ジララン山脈で行われた企業の合宿研修で五人の女性のうち一人が行方不明になりました。
その女性、アリス・ラッセルは行方不明になる前、早朝の四時半ごろに連邦警察官のフォークに電話をしてきていました。
フォークは着信に気づかず、起きてから折り返し電話をしましたが、呼び出し音が聞こえるだけでした。
フォークとパートナーのカーメン・クーパーはジララン山脈に向かいます。

フォークとクーパーはベイリーテナンツという会計事務所で行われている資金洗浄について調べていました。
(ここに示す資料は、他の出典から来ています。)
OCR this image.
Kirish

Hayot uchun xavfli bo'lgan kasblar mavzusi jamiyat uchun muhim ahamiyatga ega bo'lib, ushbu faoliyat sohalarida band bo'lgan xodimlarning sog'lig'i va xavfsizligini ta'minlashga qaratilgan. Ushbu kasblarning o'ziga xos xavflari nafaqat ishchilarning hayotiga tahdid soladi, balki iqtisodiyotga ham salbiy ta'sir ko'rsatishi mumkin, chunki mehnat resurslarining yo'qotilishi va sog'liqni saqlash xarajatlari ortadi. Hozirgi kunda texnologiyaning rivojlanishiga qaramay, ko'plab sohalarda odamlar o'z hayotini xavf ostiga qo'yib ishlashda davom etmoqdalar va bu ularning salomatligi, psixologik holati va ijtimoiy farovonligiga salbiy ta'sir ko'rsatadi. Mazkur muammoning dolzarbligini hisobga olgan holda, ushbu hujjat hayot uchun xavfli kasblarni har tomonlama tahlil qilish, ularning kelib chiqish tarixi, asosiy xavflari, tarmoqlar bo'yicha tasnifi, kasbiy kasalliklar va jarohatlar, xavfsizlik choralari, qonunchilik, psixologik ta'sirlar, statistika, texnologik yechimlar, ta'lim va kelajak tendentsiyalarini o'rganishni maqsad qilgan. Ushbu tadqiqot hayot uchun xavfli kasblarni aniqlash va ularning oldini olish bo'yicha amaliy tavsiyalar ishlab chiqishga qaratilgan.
従業員であるアリスの協力を得て必要な情報を手に入れていました。
その日アリスから”契約書”を入手し、統轄捜査班に渡すことになっていたのです。
フォークとクーパーは”契約書”の行方を追っていきます。

前回は乾いた大地でしたが、今回は雨続きのジトッと湿った森の中が舞台です。
とにかくオーストラリアの自然は過酷です。
合宿と捜査の様子が交互に時系列に書かれており、メンバーたちの関係性や家族間の問題などが次第に明らかになっていく手腕は見事です。
前回ではまだ解消していなかった父とのことが上手く決着がつき、フォークは新しい一歩を踏み出せそうです。
それにしても女性たちのキャラクターが凄すぎて、主人公のフォークの影が薄いのが難ですけど、笑。
次はオーストラリアのどんな面を見せてくれるのか、楽しみです。